DESCRIPTION (provided by applicant): The heart requires highly efficient metabolism to maintain the levels of ATP needed for contractility and pump function. Aberrant cardiac metabolism is associated with obesity, type 2 diabetes and heart failure, which represent major health epidemics. Nuclear hormone receptors and their coactivators and corepressors play critical roles in the control of energy metabolism by regulating the expression of genes involved in energy homeostasis and mitochondrial function. Transcriptional control by nuclear hormone receptors is mediated by the Mediator, a large multiprotein complex that functions as a hub to control gene expression through association with transcriptional activators and repressors. We have discovered that MED13/Thrap1, a component of the Mediator complex, functions as a central regulator of cardiac metabolism and, in so doing, influences cardiac function and metabolic homeostasis in mice. Thus, elevated cardiac expression of MED13 enhances cardiac function and metabolic rate and confers resistance to obesity, whereas MED13 deficiency in the heart causes diminished cardiac metabolism and susceptibility to obesity. MED13 is negatively regulated by microRNAs 208 and 378, which control stress-dependent cardiac remodeling and metabolism. The overall goals of this project are to define the precise mechanisms whereby MED13 and the microRNAs that regulate it control metabolism, energy homeostasis, mitochondrial biogenesis, cardiac stress-responsiveness and phenotypic switching of cardiac and skeletal muscles. These studies will provide important new insights into a previously unrecognized regulatory network for the control of striated muscle metabolism and function, and will open opportunities for therapeutic modulation of metabolic syndromes and muscle diseases through the Mediator-microRNA network.

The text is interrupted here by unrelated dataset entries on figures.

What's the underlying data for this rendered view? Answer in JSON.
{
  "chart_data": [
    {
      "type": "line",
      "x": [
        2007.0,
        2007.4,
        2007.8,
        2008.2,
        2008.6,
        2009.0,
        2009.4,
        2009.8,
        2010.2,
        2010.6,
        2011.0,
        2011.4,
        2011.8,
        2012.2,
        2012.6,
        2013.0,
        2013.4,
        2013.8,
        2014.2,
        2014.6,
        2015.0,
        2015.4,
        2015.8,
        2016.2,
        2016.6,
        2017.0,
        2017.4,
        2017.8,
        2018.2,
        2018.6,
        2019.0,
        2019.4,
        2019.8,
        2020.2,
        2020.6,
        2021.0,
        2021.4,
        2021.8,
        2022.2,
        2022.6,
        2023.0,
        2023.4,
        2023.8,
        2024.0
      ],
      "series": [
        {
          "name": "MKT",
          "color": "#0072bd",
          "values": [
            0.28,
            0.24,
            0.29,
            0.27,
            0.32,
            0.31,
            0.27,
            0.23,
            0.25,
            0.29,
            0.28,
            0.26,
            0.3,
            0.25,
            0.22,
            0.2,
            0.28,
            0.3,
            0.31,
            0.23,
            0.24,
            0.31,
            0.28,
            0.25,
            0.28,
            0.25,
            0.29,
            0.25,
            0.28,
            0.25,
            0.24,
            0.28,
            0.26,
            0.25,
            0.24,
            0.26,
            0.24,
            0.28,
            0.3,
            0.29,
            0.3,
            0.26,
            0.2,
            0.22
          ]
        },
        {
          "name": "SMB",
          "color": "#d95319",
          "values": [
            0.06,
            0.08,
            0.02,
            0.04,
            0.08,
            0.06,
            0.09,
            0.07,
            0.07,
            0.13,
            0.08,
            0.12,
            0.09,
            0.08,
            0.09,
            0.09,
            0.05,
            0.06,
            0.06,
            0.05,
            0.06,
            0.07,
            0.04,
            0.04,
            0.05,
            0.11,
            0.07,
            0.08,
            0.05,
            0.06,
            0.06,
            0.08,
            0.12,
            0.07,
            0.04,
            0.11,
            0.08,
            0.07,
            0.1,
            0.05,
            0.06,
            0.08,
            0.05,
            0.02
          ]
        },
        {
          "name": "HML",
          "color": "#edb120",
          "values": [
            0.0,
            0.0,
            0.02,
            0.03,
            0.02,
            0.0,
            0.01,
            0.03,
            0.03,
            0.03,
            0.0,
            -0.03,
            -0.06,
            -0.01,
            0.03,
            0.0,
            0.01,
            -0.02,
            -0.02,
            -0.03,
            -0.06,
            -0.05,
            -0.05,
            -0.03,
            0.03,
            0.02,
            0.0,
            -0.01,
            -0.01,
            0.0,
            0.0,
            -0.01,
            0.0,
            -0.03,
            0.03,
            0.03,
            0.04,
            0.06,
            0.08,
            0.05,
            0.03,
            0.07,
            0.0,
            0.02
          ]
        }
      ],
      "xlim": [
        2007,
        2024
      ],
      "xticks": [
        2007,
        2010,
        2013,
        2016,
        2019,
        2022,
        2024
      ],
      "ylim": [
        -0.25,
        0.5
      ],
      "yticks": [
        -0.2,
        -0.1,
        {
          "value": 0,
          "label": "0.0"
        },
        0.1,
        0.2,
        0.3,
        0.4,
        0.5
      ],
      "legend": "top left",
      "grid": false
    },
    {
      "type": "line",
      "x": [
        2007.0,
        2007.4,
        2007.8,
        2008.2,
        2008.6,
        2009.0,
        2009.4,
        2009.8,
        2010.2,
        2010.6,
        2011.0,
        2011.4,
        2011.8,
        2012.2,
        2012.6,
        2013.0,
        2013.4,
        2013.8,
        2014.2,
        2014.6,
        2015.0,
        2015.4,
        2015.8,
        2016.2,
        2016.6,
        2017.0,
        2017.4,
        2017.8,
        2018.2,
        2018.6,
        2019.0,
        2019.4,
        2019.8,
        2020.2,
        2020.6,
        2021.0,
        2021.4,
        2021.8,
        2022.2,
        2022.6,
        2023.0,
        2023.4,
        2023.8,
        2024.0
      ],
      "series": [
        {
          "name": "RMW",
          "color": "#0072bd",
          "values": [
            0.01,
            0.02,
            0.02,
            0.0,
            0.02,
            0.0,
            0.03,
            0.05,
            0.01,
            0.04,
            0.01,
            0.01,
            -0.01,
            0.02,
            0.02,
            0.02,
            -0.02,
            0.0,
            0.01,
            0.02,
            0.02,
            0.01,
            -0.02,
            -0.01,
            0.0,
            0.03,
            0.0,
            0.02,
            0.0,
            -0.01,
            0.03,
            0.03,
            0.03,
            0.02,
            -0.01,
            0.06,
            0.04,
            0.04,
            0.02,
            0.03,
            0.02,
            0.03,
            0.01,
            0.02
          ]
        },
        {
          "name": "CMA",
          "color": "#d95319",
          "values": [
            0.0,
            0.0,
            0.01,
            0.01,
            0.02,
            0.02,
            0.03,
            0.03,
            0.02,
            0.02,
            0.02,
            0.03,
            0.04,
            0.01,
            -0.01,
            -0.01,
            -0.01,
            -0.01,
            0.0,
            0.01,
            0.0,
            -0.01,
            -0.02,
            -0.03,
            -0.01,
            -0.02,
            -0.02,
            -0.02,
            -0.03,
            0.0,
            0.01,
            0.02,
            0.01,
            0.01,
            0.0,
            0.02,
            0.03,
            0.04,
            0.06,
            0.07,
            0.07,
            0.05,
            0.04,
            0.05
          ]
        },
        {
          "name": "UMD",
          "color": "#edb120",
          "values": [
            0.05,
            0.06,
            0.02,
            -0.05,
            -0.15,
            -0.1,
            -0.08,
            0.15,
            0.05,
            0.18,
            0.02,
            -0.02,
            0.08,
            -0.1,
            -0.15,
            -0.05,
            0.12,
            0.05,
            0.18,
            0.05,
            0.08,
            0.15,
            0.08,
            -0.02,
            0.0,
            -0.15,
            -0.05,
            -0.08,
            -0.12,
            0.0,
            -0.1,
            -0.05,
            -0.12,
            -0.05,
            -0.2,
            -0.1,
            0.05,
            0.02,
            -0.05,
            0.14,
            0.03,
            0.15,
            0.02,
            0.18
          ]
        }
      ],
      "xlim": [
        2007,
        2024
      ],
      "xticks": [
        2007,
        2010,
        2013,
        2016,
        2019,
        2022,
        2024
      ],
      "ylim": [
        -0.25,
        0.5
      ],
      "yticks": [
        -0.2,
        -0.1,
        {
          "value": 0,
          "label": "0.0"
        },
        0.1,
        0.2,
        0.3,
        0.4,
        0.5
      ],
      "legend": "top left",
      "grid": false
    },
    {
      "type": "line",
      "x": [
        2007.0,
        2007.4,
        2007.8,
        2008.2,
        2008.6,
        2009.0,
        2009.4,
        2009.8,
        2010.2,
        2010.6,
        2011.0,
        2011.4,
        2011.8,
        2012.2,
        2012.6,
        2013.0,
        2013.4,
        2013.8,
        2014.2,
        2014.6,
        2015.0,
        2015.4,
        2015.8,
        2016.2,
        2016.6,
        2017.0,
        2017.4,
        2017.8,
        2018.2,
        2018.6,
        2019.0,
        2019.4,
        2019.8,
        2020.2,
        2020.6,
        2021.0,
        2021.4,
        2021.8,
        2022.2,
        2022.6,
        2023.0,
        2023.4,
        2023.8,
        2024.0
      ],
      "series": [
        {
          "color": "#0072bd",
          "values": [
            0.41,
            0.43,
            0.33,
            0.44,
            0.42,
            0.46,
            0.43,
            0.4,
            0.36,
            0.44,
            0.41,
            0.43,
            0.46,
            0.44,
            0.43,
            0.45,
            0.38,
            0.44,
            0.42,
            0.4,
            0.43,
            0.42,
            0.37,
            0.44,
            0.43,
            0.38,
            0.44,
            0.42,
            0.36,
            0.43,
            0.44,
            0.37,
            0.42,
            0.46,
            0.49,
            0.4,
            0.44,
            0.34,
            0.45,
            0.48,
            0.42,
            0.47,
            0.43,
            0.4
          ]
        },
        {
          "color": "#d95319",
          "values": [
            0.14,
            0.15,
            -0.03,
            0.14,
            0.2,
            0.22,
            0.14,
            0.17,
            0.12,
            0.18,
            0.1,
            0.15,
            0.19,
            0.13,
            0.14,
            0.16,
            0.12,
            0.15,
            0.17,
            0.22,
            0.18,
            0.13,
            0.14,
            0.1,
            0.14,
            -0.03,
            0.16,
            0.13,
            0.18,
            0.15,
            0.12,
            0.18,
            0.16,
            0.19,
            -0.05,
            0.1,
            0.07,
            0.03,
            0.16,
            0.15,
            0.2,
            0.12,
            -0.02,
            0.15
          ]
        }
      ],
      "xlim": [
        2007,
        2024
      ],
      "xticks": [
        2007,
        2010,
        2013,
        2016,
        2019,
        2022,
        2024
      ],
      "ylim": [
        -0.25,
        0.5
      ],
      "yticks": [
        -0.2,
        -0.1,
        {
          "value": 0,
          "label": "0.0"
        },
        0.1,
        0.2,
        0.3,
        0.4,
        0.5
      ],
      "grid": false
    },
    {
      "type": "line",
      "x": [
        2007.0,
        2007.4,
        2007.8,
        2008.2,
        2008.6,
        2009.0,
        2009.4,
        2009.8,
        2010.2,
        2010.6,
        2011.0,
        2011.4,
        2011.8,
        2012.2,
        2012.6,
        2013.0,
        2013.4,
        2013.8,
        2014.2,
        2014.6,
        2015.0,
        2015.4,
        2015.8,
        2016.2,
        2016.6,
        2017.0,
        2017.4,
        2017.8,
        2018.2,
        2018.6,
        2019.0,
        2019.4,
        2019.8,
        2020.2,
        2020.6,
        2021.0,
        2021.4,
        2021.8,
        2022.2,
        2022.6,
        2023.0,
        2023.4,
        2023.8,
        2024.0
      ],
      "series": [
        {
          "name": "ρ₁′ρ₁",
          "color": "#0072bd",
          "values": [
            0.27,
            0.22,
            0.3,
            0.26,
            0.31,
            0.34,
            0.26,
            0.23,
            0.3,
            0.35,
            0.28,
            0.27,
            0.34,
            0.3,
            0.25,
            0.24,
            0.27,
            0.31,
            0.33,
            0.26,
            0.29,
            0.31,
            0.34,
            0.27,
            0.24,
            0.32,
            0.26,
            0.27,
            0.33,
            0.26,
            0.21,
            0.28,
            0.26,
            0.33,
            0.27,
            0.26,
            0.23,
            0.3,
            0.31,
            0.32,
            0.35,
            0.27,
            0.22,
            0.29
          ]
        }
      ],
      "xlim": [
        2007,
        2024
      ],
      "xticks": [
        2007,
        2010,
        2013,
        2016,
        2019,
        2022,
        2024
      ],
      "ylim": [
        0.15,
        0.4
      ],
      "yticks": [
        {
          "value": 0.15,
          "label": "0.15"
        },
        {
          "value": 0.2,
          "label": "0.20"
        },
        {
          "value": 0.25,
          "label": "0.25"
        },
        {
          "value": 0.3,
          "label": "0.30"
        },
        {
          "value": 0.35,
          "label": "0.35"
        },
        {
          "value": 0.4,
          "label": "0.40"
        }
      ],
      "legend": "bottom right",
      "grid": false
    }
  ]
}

描述（由申请人提供）：心脏需要高效的代谢来维持收缩性和泵功能所需的ATP水平。心脏代谢异常与肥胖、2型糖尿病和心力衰竭有关，这是主要的健康流行病。核激素受体及其共激活因子和共抑制因子通过调节参与能量稳态和线粒体功能的基因表达，在能量代谢的控制中发挥关键作用。核激素受体的转录控制是由中介体介导的，中介体是一个大的多蛋白复合物，通过与转录激活因子和抑制因子的关联，作为控制基因表达的枢纽。我们已经发现MED13/Thrap1是Mediator复合体的一个组成部分，作为心脏代谢的中央调节剂，并在此过程中影响小鼠的心脏功能和代谢稳态。因此，心脏MED13表达升高可增强心脏功能和代谢率，并赋予肥胖抵抗能力，而心脏MED13缺乏会导致心脏代谢降低，易患肥胖。MED13受microrna 208和378负调控，microrna 208和378控制应力依赖性心脏重塑和代谢。该项目的总体目标是确定MED13及其调控microrna控制代谢、能量稳态、线粒体生物发生、心脏应激反应和心脏和骨骼肌表型转换的精确机制。这些研究将为以前未被认识的横纹肌代谢和功能控制调控网络提供重要的新见解，并将为通过介质-微rna网络治疗代谢综合征和肌肉疾病提供机会。